When to Go to the ER for a UC Flare (Red Flags + What They’ll Check)
Last Updated Jan 15, 2026

Ulcerative colitis (UC) flares can range from uncomfortable to dangerous. Deciding whether an ulcerative colitis flare needs the ER can feel stressful, especially when symptoms change quickly. This guide shares common UC flare emergency symptoms that many clinicians treat as “red flags,” plus what emergency teams often check and simple ways to describe severity. This is general education, not medical advice, and it cannot replace care from a licensed clinician.
Red flags that often warrant ER evaluation during a UC flare
A UC flare may need urgent evaluation when there are signs the body is struggling with bleeding, dehydration, infection, or a serious complication. Severe flares can include frequent bowel movements plus whole body symptoms like fever and a fast or irregular heartbeat, which can be a sign the illness is affecting more than the colon. [1]
Common red flags in an ulcerative colitis flare ER situation include severe bleeding UC (large amounts of blood, passing clots, or blood with weakness or shortness of breath), dehydration ER UC concerns (very little urination, dizziness, fainting, or inability to keep fluids down), and fever UC flare symptoms (especially when paired with worsening diarrhea or belly pain). Persistent belly pain, ongoing diarrhea that does not improve, and an unexplained fever lasting more than a day or two are also warning signs that should be assessed by a healthcare professional. [2]
Some complications are uncommon but serious. One example is toxic megacolon, a severe complication linked with UC that can include belly swelling or distension, fever, rapid heart rate, constipation, and dehydration, and it requires immediate treatment. [3] Another reason emergency teams may act quickly is concern for problems like perforation (a hole in the colon) or severe blood loss, which are considered emergencies. [4]

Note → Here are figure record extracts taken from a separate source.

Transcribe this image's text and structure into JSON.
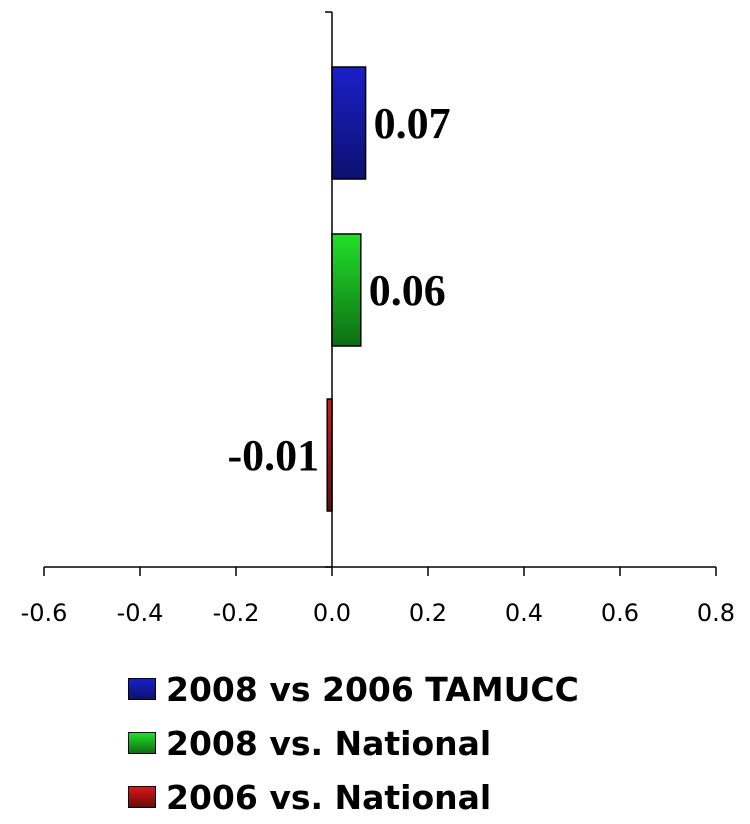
{
  "chart_data": {
    "type": "bar",
    "orientation": "horizontal",
    "xlim": [
      -0.6,
      0.8
    ],
    "xticks": [
      "-0.6",
      "-0.4",
      "-0.2",
      "0.0",
      "0.2",
      "0.4",
      "0.6",
      "0.8"
    ],
    "grid": false,
    "legend_position": "bottom",
    "series": [
      {
        "name": "2008 vs 2006 TAMUCC",
        "value": 0.07,
        "label": "0.07",
        "color": "#1a1fc8",
        "dark": "#0c1170"
      },
      {
        "name": "2008 vs. National",
        "value": 0.06,
        "label": "0.06",
        "color": "#22e02a",
        "dark": "#0d6e12"
      },
      {
        "name": "2006 vs. National",
        "value": -0.01,
        "label": "-0.01",
        "color": "#d81818",
        "dark": "#6b0a0a"
      }
    ]
  }
}
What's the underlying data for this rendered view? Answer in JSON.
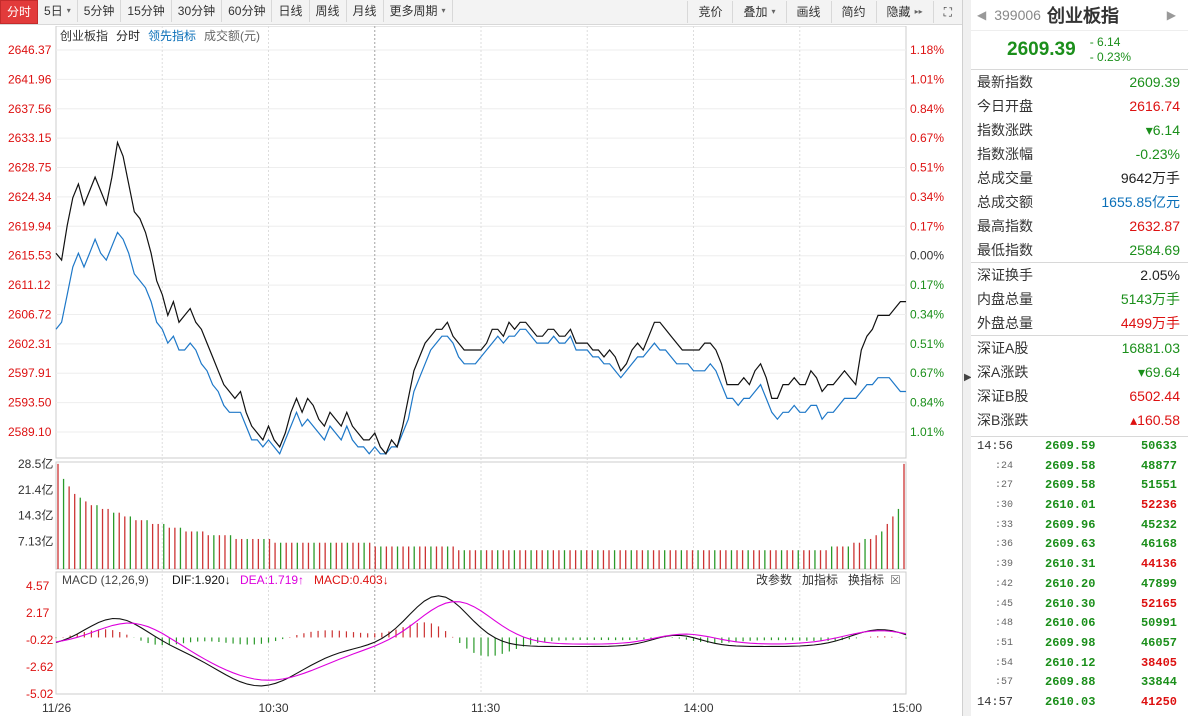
{
  "toolbar": {
    "tabs": [
      {
        "label": "分时",
        "active": true,
        "caret": false
      },
      {
        "label": "5日",
        "active": false,
        "caret": true
      },
      {
        "label": "5分钟",
        "active": false,
        "caret": false
      },
      {
        "label": "15分钟",
        "active": false,
        "caret": false
      },
      {
        "label": "30分钟",
        "active": false,
        "caret": false
      },
      {
        "label": "60分钟",
        "active": false,
        "caret": false
      },
      {
        "label": "日线",
        "active": false,
        "caret": false
      },
      {
        "label": "周线",
        "active": false,
        "caret": false
      },
      {
        "label": "月线",
        "active": false,
        "caret": false
      },
      {
        "label": "更多周期",
        "active": false,
        "caret": true
      }
    ],
    "right_buttons": [
      {
        "label": "竞价",
        "caret": false
      },
      {
        "label": "叠加",
        "caret": true
      },
      {
        "label": "画线",
        "caret": false
      },
      {
        "label": "简约",
        "caret": false
      },
      {
        "label": "隐藏",
        "caret": false,
        "suffix": "▸▸"
      },
      {
        "label": "⛶",
        "caret": false
      }
    ]
  },
  "chart_legend": {
    "name": "创业板指",
    "mode": "分时",
    "lead": "领先指标",
    "amount": "成交额(元)"
  },
  "chart_data": {
    "type": "line",
    "y_ticks": [
      "2646.37",
      "2641.96",
      "2637.56",
      "2633.15",
      "2628.75",
      "2624.34",
      "2619.94",
      "2615.53",
      "2611.12",
      "2606.72",
      "2602.31",
      "2597.91",
      "2593.50",
      "2589.10"
    ],
    "pct_ticks": [
      "1.18%",
      "1.01%",
      "0.84%",
      "0.67%",
      "0.51%",
      "0.34%",
      "0.17%",
      "0.00%",
      "0.17%",
      "0.34%",
      "0.51%",
      "0.67%",
      "0.84%",
      "1.01%"
    ],
    "pct_colors": [
      "#d11",
      "#d11",
      "#d11",
      "#d11",
      "#d11",
      "#d11",
      "#d11",
      "#333",
      "#1b8f1b",
      "#1b8f1b",
      "#1b8f1b",
      "#1b8f1b",
      "#1b8f1b",
      "#1b8f1b"
    ],
    "ylim": [
      2586.9,
      2646.37
    ],
    "prev_close": 2615.53,
    "x_labels": [
      "11/26",
      "10:30",
      "11:30",
      "14:00",
      "15:00"
    ],
    "price_series": [
      2617,
      2616,
      2621,
      2625,
      2627,
      2624,
      2626,
      2628,
      2626,
      2624,
      2628,
      2633,
      2631,
      2627,
      2623,
      2622,
      2620,
      2617,
      2613,
      2611,
      2608,
      2610,
      2607,
      2608,
      2609,
      2607,
      2606,
      2604,
      2602,
      2600,
      2598,
      2597,
      2596,
      2597,
      2594,
      2592,
      2591,
      2590,
      2592,
      2590,
      2589,
      2591,
      2594,
      2596,
      2594,
      2596,
      2595,
      2593,
      2592,
      2594,
      2593,
      2592,
      2594,
      2592,
      2591,
      2590,
      2590,
      2591,
      2589,
      2588,
      2590,
      2589,
      2592,
      2596,
      2600,
      2602,
      2604,
      2605,
      2606,
      2606,
      2607,
      2605,
      2604,
      2603,
      2603,
      2603,
      2603,
      2604,
      2606,
      2606,
      2605,
      2607,
      2606,
      2607,
      2607,
      2606,
      2605,
      2605,
      2606,
      2606,
      2605,
      2605,
      2606,
      2604,
      2604,
      2604,
      2603,
      2603,
      2602,
      2603,
      2602,
      2600,
      2601,
      2603,
      2604,
      2603,
      2605,
      2607,
      2607,
      2606,
      2605,
      2604,
      2603,
      2603,
      2603,
      2603,
      2604,
      2604,
      2603,
      2601,
      2598,
      2598,
      2598,
      2599,
      2598,
      2600,
      2601,
      2599,
      2596,
      2596,
      2598,
      2598,
      2599,
      2598,
      2598,
      2600,
      2599,
      2597,
      2598,
      2598,
      2599,
      2600,
      2599,
      2598,
      2603,
      2605,
      2606,
      2608,
      2608,
      2608,
      2609,
      2610,
      2610
    ],
    "lead_series": [
      2606,
      2607,
      2611,
      2615,
      2617,
      2615,
      2617,
      2619,
      2617,
      2616,
      2618,
      2620,
      2619,
      2617,
      2614,
      2613,
      2612,
      2610,
      2607,
      2606,
      2604,
      2605,
      2603,
      2603,
      2604,
      2603,
      2601,
      2600,
      2598,
      2597,
      2595,
      2594,
      2594,
      2594,
      2592,
      2590,
      2590,
      2589,
      2590,
      2589,
      2588,
      2590,
      2592,
      2594,
      2592,
      2593,
      2592,
      2591,
      2590,
      2592,
      2591,
      2590,
      2592,
      2590,
      2589,
      2589,
      2588,
      2589,
      2588,
      2588,
      2589,
      2589,
      2591,
      2593,
      2597,
      2599,
      2601,
      2603,
      2604,
      2605,
      2605,
      2604,
      2602,
      2601,
      2601,
      2601,
      2602,
      2603,
      2604,
      2605,
      2604,
      2605,
      2605,
      2606,
      2606,
      2605,
      2604,
      2604,
      2604,
      2605,
      2604,
      2604,
      2605,
      2603,
      2603,
      2603,
      2602,
      2602,
      2601,
      2601,
      2600,
      2599,
      2600,
      2601,
      2602,
      2602,
      2603,
      2604,
      2603,
      2603,
      2602,
      2601,
      2601,
      2601,
      2600,
      2600,
      2600,
      2601,
      2600,
      2598,
      2596,
      2596,
      2595,
      2596,
      2596,
      2597,
      2598,
      2596,
      2594,
      2593,
      2594,
      2594,
      2595,
      2594,
      2594,
      2595,
      2595,
      2593,
      2594,
      2594,
      2595,
      2596,
      2596,
      2596,
      2597,
      2598,
      2598,
      2599,
      2599,
      2599,
      2598,
      2597,
      2597
    ],
    "volume_ticks": [
      "28.5亿",
      "21.4亿",
      "14.3亿",
      "7.13亿"
    ],
    "volume_max": 28.5,
    "volumes": [
      28,
      24,
      22,
      20,
      19,
      18,
      17,
      17,
      16,
      16,
      15,
      15,
      14,
      14,
      13,
      13,
      13,
      12,
      12,
      12,
      11,
      11,
      11,
      10,
      10,
      10,
      10,
      9,
      9,
      9,
      9,
      9,
      8,
      8,
      8,
      8,
      8,
      8,
      8,
      7,
      7,
      7,
      7,
      7,
      7,
      7,
      7,
      7,
      7,
      7,
      7,
      7,
      7,
      7,
      7,
      7,
      7,
      6,
      6,
      6,
      6,
      6,
      6,
      6,
      6,
      6,
      6,
      6,
      6,
      6,
      6,
      6,
      5,
      5,
      5,
      5,
      5,
      5,
      5,
      5,
      5,
      5,
      5,
      5,
      5,
      5,
      5,
      5,
      5,
      5,
      5,
      5,
      5,
      5,
      5,
      5,
      5,
      5,
      5,
      5,
      5,
      5,
      5,
      5,
      5,
      5,
      5,
      5,
      5,
      5,
      5,
      5,
      5,
      5,
      5,
      5,
      5,
      5,
      5,
      5,
      5,
      5,
      5,
      5,
      5,
      5,
      5,
      5,
      5,
      5,
      5,
      5,
      5,
      5,
      5,
      5,
      5,
      5,
      5,
      6,
      6,
      6,
      6,
      7,
      7,
      8,
      8,
      9,
      10,
      12,
      14,
      16,
      28
    ],
    "macd_ticks": [
      "4.57",
      "2.17",
      "-0.22",
      "-2.62",
      "-5.02"
    ],
    "macd_ylim": [
      -5.02,
      4.57
    ]
  },
  "macd_header": {
    "title": "MACD (12,26,9)",
    "dif": "DIF:1.920↓",
    "dea": "DEA:1.719↑",
    "macd": "MACD:0.403↓",
    "buttons": [
      "改参数",
      "加指标",
      "换指标"
    ]
  },
  "panel": {
    "code": "399006",
    "name": "创业板指",
    "price": "2609.39",
    "change": "- 6.14",
    "change_pct": "- 0.23%",
    "stats_a": [
      {
        "label": "最新指数",
        "value": "2609.39",
        "color": "green"
      },
      {
        "label": "今日开盘",
        "value": "2616.74",
        "color": "red"
      },
      {
        "label": "指数涨跌",
        "value": "▾6.14",
        "color": "green"
      },
      {
        "label": "指数涨幅",
        "value": "-0.23%",
        "color": "green"
      },
      {
        "label": "总成交量",
        "value": "9642万手",
        "color": "black"
      },
      {
        "label": "总成交额",
        "value": "1655.85亿元",
        "color": "blue"
      },
      {
        "label": "最高指数",
        "value": "2632.87",
        "color": "red"
      },
      {
        "label": "最低指数",
        "value": "2584.69",
        "color": "green"
      }
    ],
    "stats_b": [
      {
        "label": "深证换手",
        "value": "2.05%",
        "color": "black"
      },
      {
        "label": "内盘总量",
        "value": "5143万手",
        "color": "green"
      },
      {
        "label": "外盘总量",
        "value": "4499万手",
        "color": "red"
      }
    ],
    "stats_c": [
      {
        "label": "深证A股",
        "value": "16881.03",
        "color": "green"
      },
      {
        "label": "深A涨跌",
        "value": "▾69.64",
        "color": "green"
      },
      {
        "label": "深证B股",
        "value": "6502.44",
        "color": "red"
      },
      {
        "label": "深B涨跌",
        "value": "▴160.58",
        "color": "red"
      }
    ],
    "ticks": [
      {
        "time": "14:56",
        "price": "2609.59",
        "vol": "50633",
        "vcolor": "green",
        "main": true
      },
      {
        "time": ":24",
        "price": "2609.58",
        "vol": "48877",
        "vcolor": "green",
        "main": false
      },
      {
        "time": ":27",
        "price": "2609.58",
        "vol": "51551",
        "vcolor": "green",
        "main": false
      },
      {
        "time": ":30",
        "price": "2610.01",
        "vol": "52236",
        "vcolor": "red",
        "main": false
      },
      {
        "time": ":33",
        "price": "2609.96",
        "vol": "45232",
        "vcolor": "green",
        "main": false
      },
      {
        "time": ":36",
        "price": "2609.63",
        "vol": "46168",
        "vcolor": "green",
        "main": false
      },
      {
        "time": ":39",
        "price": "2610.31",
        "vol": "44136",
        "vcolor": "red",
        "main": false
      },
      {
        "time": ":42",
        "price": "2610.20",
        "vol": "47899",
        "vcolor": "green",
        "main": false
      },
      {
        "time": ":45",
        "price": "2610.30",
        "vol": "52165",
        "vcolor": "red",
        "main": false
      },
      {
        "time": ":48",
        "price": "2610.06",
        "vol": "50991",
        "vcolor": "green",
        "main": false
      },
      {
        "time": ":51",
        "price": "2609.98",
        "vol": "46057",
        "vcolor": "green",
        "main": false
      },
      {
        "time": ":54",
        "price": "2610.12",
        "vol": "38405",
        "vcolor": "red",
        "main": false
      },
      {
        "time": ":57",
        "price": "2609.88",
        "vol": "33844",
        "vcolor": "green",
        "main": false
      },
      {
        "time": "14:57",
        "price": "2610.03",
        "vol": "41250",
        "vcolor": "red",
        "main": true
      }
    ]
  }
}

What the ER will check, what triage looks for, and how to communicate severity clearly
In the ER, triage usually focuses first on safety: vital signs (temperature, blood pressure, oxygen level, and high heart rate UC concerns), mental alertness, visible blood loss, and signs of dehydration. From there, the team typically tries to answer a key question: is this “just” inflammation from UC, or is there also infection, anemia from blood loss, electrolyte imbalance, or a complication that needs immediate treatment.
Testing often includes bloodwork (for anemia, inflammation, kidney function, and electrolytes), stool testing to look for infection, and sometimes imaging if a complication is suspected. In hospital evaluations for severe UC, baseline tests commonly include a complete blood count, C-reactive protein (a marker of inflammation), electrolytes and other chemistry tests, stool cultures including a Clostridioides difficile (C. difficile) test, and imaging such as an abdominal X-ray or computed tomography (CT). [5] Separately, professional guidelines recommend stool testing to rule out C. difficile when ulcerative colitis is suspected, since infection can mimic or worsen a flare. [6]
Clear communication can help the team understand urgency. Helpful details to share include: bowel movement count in the last 24 hours, how much blood is present and how often, highest temperature measured and when, heart rate trends (from a monitor if available), ability to drink and urinate, vomiting, belly swelling, current UC medications and last doses, recent antibiotics, and any prior hospitalizations for UC.